The main tool is magnification. The internal characteristics left behind by the diffusion process creates inclusions that are unlike anything natural to the trained eye. These include blue halos which are the result of residual iron and titanium reforming their bond around pre-existing crystals. The re-bonding of the Fe/Ti elements causes the blue halos to be present in sapphires that otherwise are yellow, orange, and a variety of other colours. Also, the presence and formation of unusually large fingerprint type inclusions is another of the Be process.
GIC GemLab is the first and the only gem laboratory in Sri lanka to equip a LIBS Laser Induced Breakdown Spectroscopy) for Beryllium diffused sapphires. This breakthrough should keep the GIC ahead of those seeking to pass off beryllium-treated rubies and sapphires as something else.
The LIBS set-up consists of several components. The high powered laser that ablates or vaporizes a tiny volume of the surface of the sample. The ablated area is usually just barely visible with a microscope under 10x and is usually about 50 micrometers in diameter. A microscope with video camera is often used as an aid in positioning the sample.

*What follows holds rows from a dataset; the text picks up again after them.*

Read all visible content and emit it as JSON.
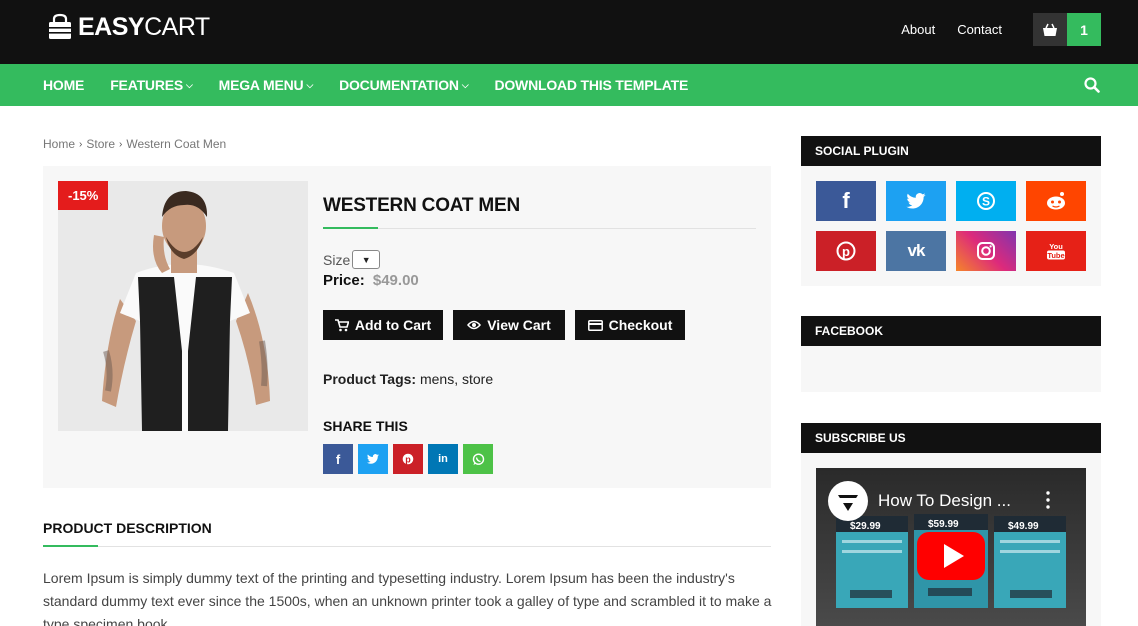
{
  "header": {
    "logo_bold": "EASY",
    "logo_light": "CART",
    "links": [
      "About",
      "Contact"
    ],
    "cart_count": "1"
  },
  "nav": {
    "items": [
      {
        "label": "HOME",
        "has_dropdown": false
      },
      {
        "label": "FEATURES",
        "has_dropdown": true
      },
      {
        "label": "MEGA MENU",
        "has_dropdown": true
      },
      {
        "label": "DOCUMENTATION",
        "has_dropdown": true
      },
      {
        "label": "DOWNLOAD THIS TEMPLATE",
        "has_dropdown": false
      }
    ],
    "search_icon": "search-icon"
  },
  "breadcrumb": [
    "Home",
    "Store",
    "Western Coat Men"
  ],
  "product": {
    "discount": "-15%",
    "title": "WESTERN COAT MEN",
    "size_label": "Size",
    "price_label": "Price:",
    "price": "$49.00",
    "buttons": {
      "add_to_cart": "Add to Cart",
      "view_cart": "View Cart",
      "checkout": "Checkout"
    },
    "tags_label": "Product Tags:",
    "tags": "mens, store",
    "share_title": "SHARE THIS",
    "share_icons": [
      "facebook-icon",
      "twitter-icon",
      "pinterest-icon",
      "linkedin-icon",
      "whatsapp-icon"
    ]
  },
  "description": {
    "title": "PRODUCT DESCRIPTION",
    "text": "Lorem Ipsum is simply dummy text of the printing and typesetting industry. Lorem Ipsum has been the industry's standard dummy text ever since the 1500s, when an unknown printer took a galley of type and scrambled it to make a type specimen book."
  },
  "sidebar": {
    "social_title": "SOCIAL PLUGIN",
    "social_icons": [
      "facebook-icon",
      "twitter-icon",
      "skype-icon",
      "reddit-icon",
      "pinterest-icon",
      "vk-icon",
      "instagram-icon",
      "youtube-icon"
    ],
    "facebook_title": "FACEBOOK",
    "subscribe_title": "SUBSCRIBE US",
    "video_title": "How To Design ...",
    "video_prices": [
      "$29.99",
      "$59.99",
      "$49.99"
    ]
  },
  "colors": {
    "accent": "#34bb5e",
    "dark": "#111111",
    "badge": "#e41c1c",
    "facebook": "#3b5998",
    "twitter": "#1da1f2",
    "skype": "#00aff0",
    "reddit": "#ff4500",
    "pinterest": "#cb2027",
    "vk": "#4c75a3",
    "youtube": "#e62117",
    "linkedin": "#0077b5",
    "whatsapp": "#4dc247"
  }
}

When the laser impacts the sample it vaporizes a minute quantity into a high temperature plasma cloud that reached 50,000° C in the centre and is about 5,000°C at the edges. The excited elements in the sample emit light at specific wavelengths that are in turn measured by a series of six or seven sensitive spectrometers that measure the wavelengths from 200-900nm. The results are graphically displayed by computer.
The limits of detection for Be are nominally about 3 ppm under ideal circumstances, which is fairly close to the minimum required for coloration in corundum.